Why it matters: the consultant said the current organization makes it hard for staff and prospective developers to determine whether a use is allowed without lengthy review, and that streamlining could reduce the number of variances and unclear interpretations that slow projects. The consultant recommended an "annotated outline," a land-use matrix and clear conditional-use standards to consolidate similar uses and list any extra conditions in one place.
The audit also identified federal legal considerations the city should address in code updates. The consultant noted a requirement that religious and nonreligious assembly uses be treated consistently under federal law and urged a definition and consistent treatment across zoning districts. He summarized the standard this way: "It basically means that religious and non religious activities have to be treated the same."
Staff and commissioners discussed a related sign-code issue. The consultant cited the U.S. Supreme Court decision in Reed v. Town of Gilbert and advised that sign regulations be content-neutral — for example, regulating temporary yard signs by size or duration rather than by whether signage advertises political, commercial or real-estate messages.
The audit also recommended adding clear definitions for residential-care and assisted-living facilities to align local rules with federal housing law; David said the city’s current terminology is inconsistent and that a defined term would reduce interpretive disputes.
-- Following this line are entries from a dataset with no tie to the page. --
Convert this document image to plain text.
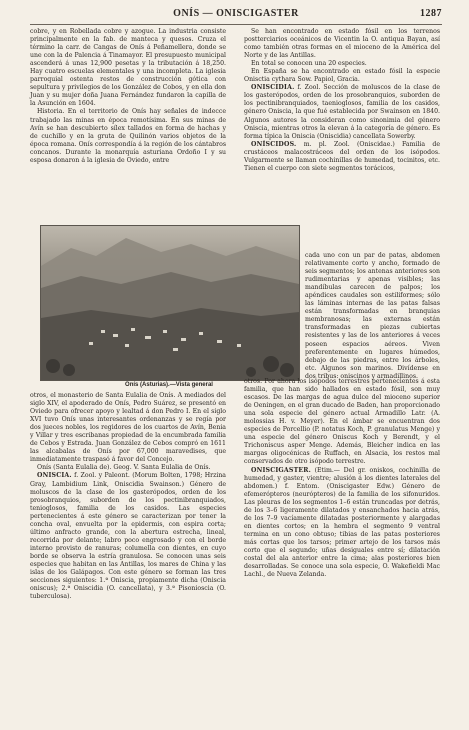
ONÍS — ONISCIGASTER	1287

cobre, y en Robellada cobre y azogue. La industria consiste principalmente en la fab. de manteca y quesos. Cruza el término la carr. de Cangas de Onís á Peñamellera, donde se une con la de Palencia á Tinamayor. El presupuesto municipal ascenderá á unas 12,900 pesetas y la tributación á 18,250. Hay cuatro escuelas elementales y una incompleta. La iglesia parroquial ostenta restos de construcción gótica con sepultura y privilegios de los González de Cobos, y en ella don Juan y su mujer doña Juana Fernández fundaron la capilla de la Asunción en 1604.

Historia. En el territorio de Onís hay señales de indecce trabajado las minas en época remotísima. En sus minas de Avín se han descubierto sílex tallados en forma de hachas y de cuchillo y en la gruta de Quilinón varios objetos de la época romana. Onís correspondía á la región de los cántabros concanos. Durante la monarquía asturiana Ordoño I y su esposa donaron á la iglesia de Oviedo, entre

Se han encontrado en estado fósil en los terrenos postterciarios oceánicos de Vicentin la O. antiqua Bayan, así como también otras formas en el mioceno de la América del Norte y de las Antillas.

En total se conocen una 20 especies.

En España se ha encontrado en estado fósil la especie Onisctia cythara Sow. Papiol, Gracia.

ONISCIDIA. f. Zool. Sección de moluscos de la clase de los gasterópodos, orden de los prosobranquios, suborden de los pectinibranquiados, taenioglosos, familia de los casidos, género Oniscia, la que fué establecida por Swainson en 1840. Algunos autores la consideran como sinonimia del género Oniscia, mientras otros la elevan á la categoría de género. Es forma típica la Oniscia (Oniscidia) cancellata Sowerby.

ONÍSCIDOS. m. pl. Zool. (Oniscidae.) Familia de crustáceos malacostráceos del orden de los isópodos. Vulgarmente se llaman cochinillas de humedad, tocinitos, etc. Tienen el cuerpo con siete segmentos torácicos,

Onís (Asturias).—Vista general

cada uno con un par de patas, abdomen relativamente corto y ancho, formado de seis segmentos; los antenas anteriores son rudimentarias y apenas visibles; las mandíbulas carecen de palpos; los apéndices caudales son estiliformes; sólo las láminas internas de las patas falsas están transformadas en branquias membranosas; las externas están transformadas en piezas cubiertas resistentes y las de los anteriores á veces poseen espacios aéreos. Viven preferentemente en lugares húmedos, debajo de las piedras, entre los árboles, etc. Algunos son marinos. Divídense en dos tribus: oniscinos y armadillinos.

otros, el monasterio de Santa Eulalia de Onís. A mediados del siglo XIV, el apoderado de Onís, Pedro Suárez, se presentó en Oviedo para ofrecer apoyo y lealtad á don Pedro I. En el siglo XVI tuvo Onís unas interesantes ordenanzas y se regía por dos jueces nobles, los regidores de los cuartos de Avín, Benia y Villar y tres escribanas propiedad de la encumbrada familia de Cebos y Estrada. Juan González de Cebos compró en 1611 las alcabalas de Onís por 67,000 maravedises, que inmediatamente traspasó á favor del Concejo.

Onís (Santa Eulalia de). Geog. V. Santa Eulalia de Onís.

ONISCIA. f. Zool. y Paleont. (Morum Bolten, 1798; Hrzina Gray, Lambidium Link, Oniscidia Swainson.) Género de moluscos de la clase de los gasterópodos, orden de los prosobranquios, suborden de los pectinibranquiados, tenioglosos, familia de los casidos. Las especies pertenecientes á este género se caracterizan por tener la concha oval, envuelta por la epidermis, con espira corta; último anfracto grande, con la abertura estrecha, lineal, recorrida por delante; labro poco engrosado y con el borde interno provisto de ranuras; columella con dientes, en cuyo borde se observa la estría granulosa. Se conocen unas seis especies que habitan en las Antillas, los mares de China y las islas de los Galápagos. Con este género se forman las tres secciones siguientes: 1.ª Oniscia, propiamente dicha (Oniscia oniscus); 2.ª Oniscidia (O. cancellata), y 3.ª Pisonioscia (O. tuberculosa).

otros. Por ahora los isópodos terrestres pertenecientes á esta familia, que han sido hallados en estado fósil, son muy escasos. De las margas de agua dulce del mioceno superior de Oeningen, en el gran ducado de Baden, han proporcionado una sola especie del género actual Armadillo Latr. (A. molossias H. v. Meyer). En el ámbar se encuentran dos especies de Porcellio (P. notatus Koch, P. granulatus Menge) y una especie del género Oniscus Koch y Berendt, y el Trichoniscus asper Menge. Además, Bleicher indica en las margas oligocénicas de Ruffach, en Alsacia, los restos mal conservados de otro isópodo terrestre.

ONISCIGASTER. (Etim.— Del gr. oniskos, cochinilla de humedad, y gaster, vientre; alusión á los dientes laterales del abdomen.) f. Entom. (Oniscigaster Edw.) Género de efemerópteros (neurópteros) de la familia de los sifonuridos. Las pleuras de los segmentos 1–6 están truncadas por detrás, de los 3–6 ligeramente dilatados y ensanchados hacia atrás, de los 7–9 vacíamente dilatadas posteriormente y alargadas en dientes cortos; en la hembra el segmento 9 ventral termina en un cono obtuso; tibias de las patas posteriores más cortas que los tarsos; primer artejo de los tarsos más corto que el segundo; uñas desiguales entre sí; dilatación costal del ala anterior entre la cima; alas posteriores bien desarrolladas. Se conoce una sola especie, O. Wakefieldi Mac Lachl., de Nueva Zelanda.
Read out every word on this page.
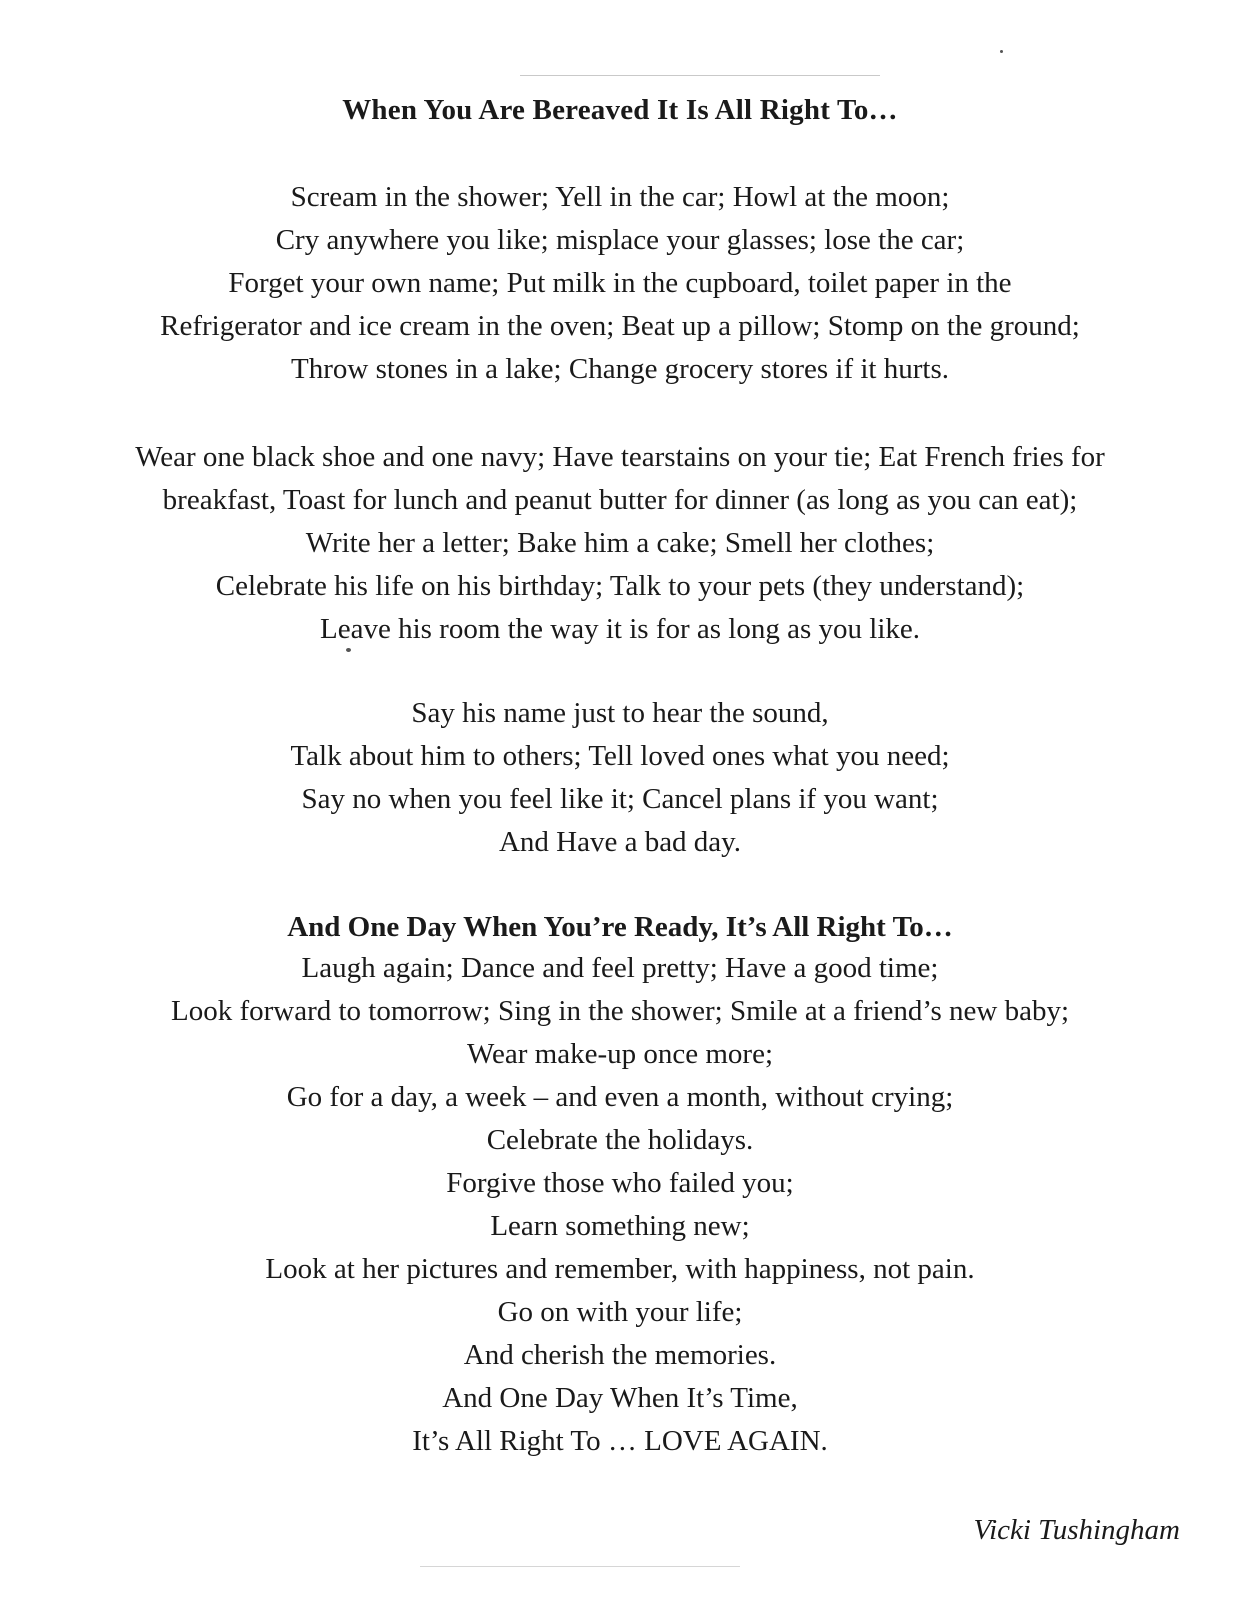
When You Are Bereaved It Is All Right To…
Scream in the shower; Yell in the car; Howl at the moon;
Cry anywhere you like; misplace your glasses; lose the car;
Forget your own name; Put milk in the cupboard, toilet paper in the
Refrigerator and ice cream in the oven; Beat up a pillow; Stomp on the ground;
Throw stones in a lake; Change grocery stores if it hurts.
Wear one black shoe and one navy; Have tearstains on your tie; Eat French fries for
breakfast, Toast for lunch and peanut butter for dinner (as long as you can eat);
Write her a letter; Bake him a cake; Smell her clothes;
Celebrate his life on his birthday; Talk to your pets (they understand);
Leave his room the way it is for as long as you like.
Say his name just to hear the sound,
Talk about him to others; Tell loved ones what you need;
Say no when you feel like it; Cancel plans if you want;
And Have a bad day.
And One Day When You’re Ready, It’s All Right To…
Laugh again; Dance and feel pretty; Have a good time;
Look forward to tomorrow; Sing in the shower; Smile at a friend’s new baby;
Wear make-up once more;
Go for a day, a week – and even a month, without crying;
Celebrate the holidays.
Forgive those who failed you;
Learn something new;
Look at her pictures and remember, with happiness, not pain.
Go on with your life;
And cherish the memories.
And One Day When It’s Time,
It’s All Right To … LOVE AGAIN.
Vicki Tushingham
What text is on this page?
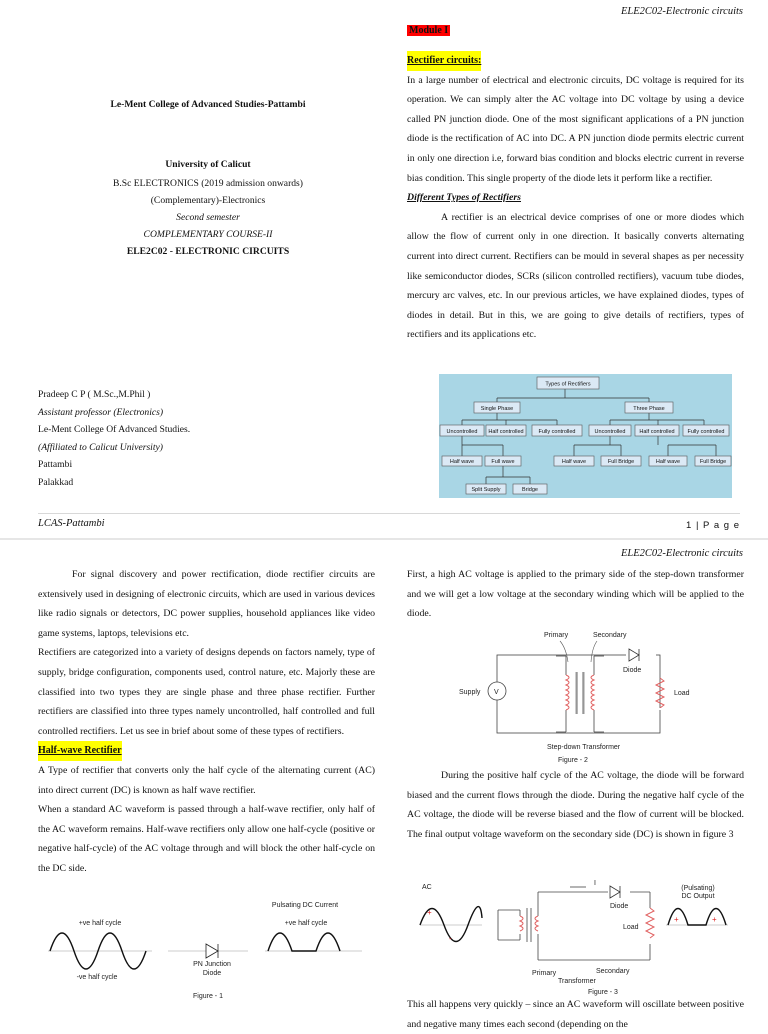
ELE2C02-Electronic circuits
Le-Ment College of Advanced Studies-Pattambi
University of Calicut
B.Sc ELECTRONICS (2019 admission onwards)
(Complementary)-Electronics
Second semester
COMPLEMENTARY COURSE-II
ELE2C02 - ELECTRONIC CIRCUITS
Pradeep C P ( M.Sc.,M.Phil )
Assistant professor (Electronics)
Le-Ment College Of Advanced Studies.
(Affiliated to Calicut University)
Pattambi
Palakkad
Module I
Rectifier circuits:

In a large number of electrical and electronic circuits, DC voltage is required for its operation. We can simply alter the AC voltage into DC voltage by using a device called PN junction diode. One of the most significant applications of a PN junction diode is the rectification of AC into DC. A PN junction diode permits electric current in only one direction i.e, forward bias condition and blocks electric current in reverse bias condition. This single property of the diode lets it perform like a rectifier.

Different Types of Rectifiers

A rectifier is an electrical device comprises of one or more diodes which allow the flow of current only in one direction. It basically converts alternating current into direct current. Rectifiers can be mould in several shapes as per necessity like semiconductor diodes, SCRs (silicon controlled rectifiers), vacuum tube diodes, mercury arc valves, etc. In our previous articles, we have explained diodes, types of diodes in detail. But in this, we are going to give details of rectifiers, types of rectifiers and its applications etc.

Types of Rectifiers
Single Phase	Three Phase
Uncontrolled Half controlled	Fully controlled	Uncontrolled	Half controlled Fully controlled
Half wave	Full wave	Half wave	Full Bridge	Half wave	Full Bridge
Split Supply	Bridge
LCAS-Pattambi	1 | P a g e
ELE2C02-Electronic circuits

For signal discovery and power rectification, diode rectifier circuits are extensively used in designing of electronic circuits, which are used in various devices like radio signals or detectors, DC power supplies, household appliances like video game systems, laptops, televisions etc.

Rectifiers are categorized into a variety of designs depends on factors namely, type of supply, bridge configuration, components used, control nature, etc. Majorly these are classified into two types they are single phase and three phase rectifier. Further rectifiers are classified into three types namely uncontrolled, half controlled and full controlled rectifiers. Let us see in brief about some of these types of rectifiers.

Half-wave Rectifier

A Type of rectifier that converts only the half cycle of the alternating current (AC) into direct current (DC) is known as half wave rectifier.

When a standard AC waveform is passed through a half-wave rectifier, only half of the AC waveform remains. Half-wave rectifiers only allow one half-cycle (positive or negative half-cycle) of the AC voltage through and will block the other half-cycle on the DC side.

Pulsating DC Current
+ve half cycle
-ve half cycle
+ve half cycle
PN Junction
Diode
Figure - 1

First, a high AC voltage is applied to the primary side of the step-down transformer and we will get a low voltage at the secondary winding which will be applied to the diode.

Primary	Secondary
Diode
Supply V	Load
Step-down Transformer
Figure - 2

During the positive half cycle of the AC voltage, the diode will be forward biased and the current flows through the diode. During the negative half cycle of the AC voltage, the diode will be reverse biased and the flow of current will be blocked. The final output voltage waveform on the secondary side (DC) is shown in figure 3

AC
I
Diode
Load
(Pulsating)
DC Output
Primary	Secondary
Transformer
Figure - 3
+
-
+	+

This all happens very quickly – since an AC waveform will oscillate between positive and negative many times each second (depending on the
The audit document is complete and available to staff; the consultant said any code edits beyond the audit require a separate scope and budget.
What was not decided: no text amendments or ordinance changes were adopted at the meeting. Commissioners asked for follow-up steps and whether the consultant would present to City Council; the consultant responded that he would welcome that engagement and that staff would need to set the scope and budget for code revisions.
Next steps: staff and the consultant will coordinate to prioritize code sections for revision, consider the legal items flagged (religious-use parity, sign content neutrality, facility definitions), and prepare draft changes for future Planning Commission and Council review. The consultant and staff offered to provide examples from recent Ohio projects, including a near-adopted rewrite for Chillicothe, as local precedents.